5

Is there a way to separate wget's download and --convert-links functionality? For those unfamiliar with wget and/or --convert-links, long story short, wget can be used to download a website. --convert-links modifies the downloaded html files so the downloaded website works off-line. It does that by converting the href/src/etc. attributes to reference local files instead of the remote website.

This is the official explanation:

-k --convert-links

After the download is complete, convert the links in the document to make them suitable for local viewing. This affects not only the visible hyperlinks, but any part of the document that links to external content, such as embedded images, links to style sheets, hyperlinks to non-HTML content, etc.
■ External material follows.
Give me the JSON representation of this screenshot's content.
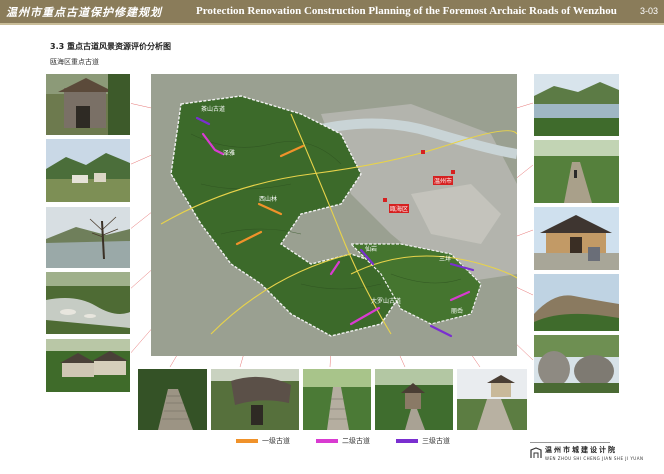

Each link will be changed in one of the two ways:

• The links to files that have been downloaded by Wget will be changed to refer to the file they point to as a relative link.

Example: if the downloaded file /foo/doc.html links to /bar/img.gif, also downloaded, then the link in doc.html will be modified to point to ../bar/img.gif. This kind of transformation works reliably for arbitrary combinations of directories.

• The links to files that have not been downloaded by Wget will be changed to include host name and absolute path of the location they point to.

Example: if the downloaded file /foo/doc.html links to /bar/img.gif (or to ../bar/img.gif), then the link in doc.html will be modified to point to http://hostname/bar/img.gif.

Because of this, local browsing works reliably: if a linked file was downloaded, the link will refer to its local name; if it was not downloaded, the link will refer to its full Internet address rather than presenting a broken link. The fact that the former links are converted to relative links ensures that you can move the downloaded hierarchy to another directory.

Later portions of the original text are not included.